The Institute for Humane Studies (IHS) is committed to supporting exploration, discussion, and civil debate around ideas and issues important to the classical liberal intellectual tradition. As part of that commitment, we often partner with college and university professors to support on-campus lectures, panel discussions, and debates. We work with professors to identify appropriate scholars who foster productive and informed discussion in a context of civility and mutual respect.  To that end, we expect that all speakers at IHS-supported programs and events, whether invited by IHS or the faculty partner, meet the following standards:

Academic Credibility

Every IHS-sponsored event is an opportunity to engage in an open exchange of important ideas.  Every event IHS supports, therefore, is designed to be academic in its content and tone, not politically partisan or polemical. Our default standard is that speakers possess a full-time academic affiliation and/or scholarly credentials. Exceptions may include professional journalists and non-academic public intellectuals who are affiliated with reputable media, research, or policy organizations and who are routinely read and cited by scholars in the relevant field.

Civil and Respectful Engagement

Tolerance, pluralism, intellectual humility, and a belief that all individuals possess inherent dignity are core values for IHS. While we invite intellectual challenge and debate, featured speakers at IHS-supported programs and events must adhere to and consistently demonstrate these core values. While we invite disagreement and debate about important issues, we select speakers with reputations for engaging their audience and fellow speakers with respect and civility.  Speakers who advocate for bigotry or violence are not acceptable IHS partners. Nor are speakers who treat their intellectual opponents with contempt or scorn. 
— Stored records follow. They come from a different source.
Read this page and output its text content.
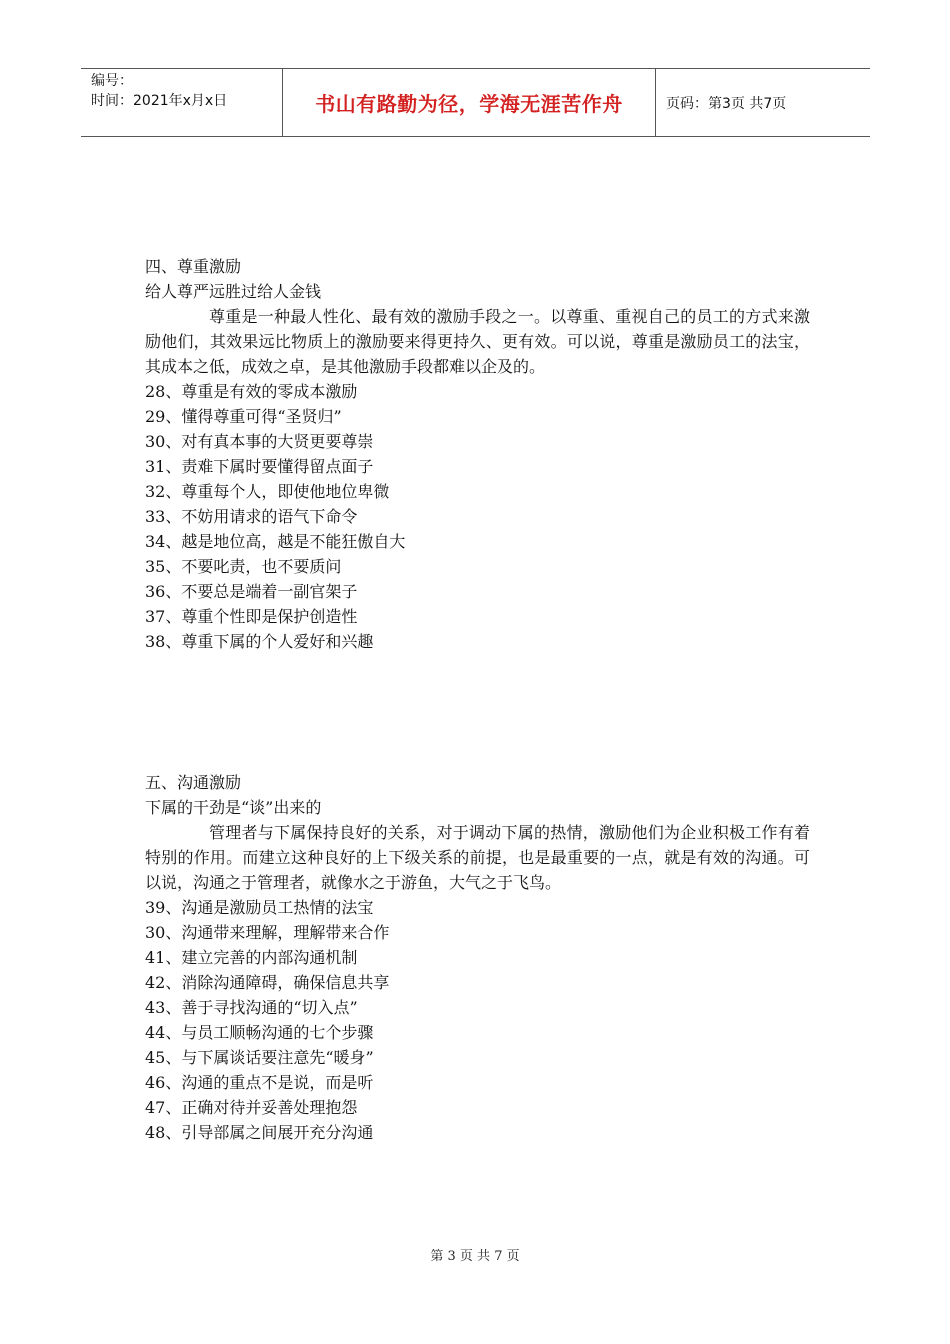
编号：
时间：2021年x月x日	书山有路勤为径，学海无涯苦作舟	页码：第3页 共7页
四、尊重激励
给人尊严远胜过给人金钱
尊重是一种最人性化、最有效的激励手段之一。以尊重、重视自己的员工的方式来激励他们，其效果远比物质上的激励要来得更持久、更有效。可以说，尊重是激励员工的法宝，其成本之低，成效之卓，是其他激励手段都难以企及的。
28、尊重是有效的零成本激励
29、懂得尊重可得“圣贤归”
30、对有真本事的大贤更要尊崇
31、责难下属时要懂得留点面子
32、尊重每个人，即使他地位卑微
33、不妨用请求的语气下命令
34、越是地位高，越是不能狂傲自大
35、不要叱责，也不要质问
36、不要总是端着一副官架子
37、尊重个性即是保护创造性
38、尊重下属的个人爱好和兴趣
五、沟通激励
下属的干劲是“谈”出来的
管理者与下属保持良好的关系，对于调动下属的热情，激励他们为企业积极工作有着特别的作用。而建立这种良好的上下级关系的前提，也是最重要的一点，就是有效的沟通。可以说，沟通之于管理者，就像水之于游鱼，大气之于飞鸟。
39、沟通是激励员工热情的法宝
30、沟通带来理解，理解带来合作
41、建立完善的内部沟通机制
42、消除沟通障碍，确保信息共享
43、善于寻找沟通的“切入点”
44、与员工顺畅沟通的七个步骤
45、与下属谈话要注意先“暖身”
46、沟通的重点不是说，而是听
47、正确对待并妥善处理抱怨
48、引导部属之间展开充分沟通
第 3 页 共 7 页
Disciplinary and Topical Expertise

Speakers featured at IHS programs and events must possess the disciplinary and topical expertise required to speak authoritatively on subjects broadly related to the classical liberal intellectual tradition. Typically, this means that we engage speakers from the social sciences and humanities.  That said, we do not assess this criterion narrowly.  A scholar of physics, for example, may have a great deal to contribute to a topic such as “the republic of science,” a relevant theme within the classical liberal tradition. IHS-supported events are intended to advance an academic debate or otherwise add value to a topic associated with the classical liberal tradition, while helping attendees to become deeper and better thinkers.

Positive Campus and Community Impact

IHS events are designed to contribute to a positive campus climate of open and civil intellectual discourse. Programs designed to spark protest and speakers selected to incite a hostile reaction are not in line with this goal and are not supported by IHS.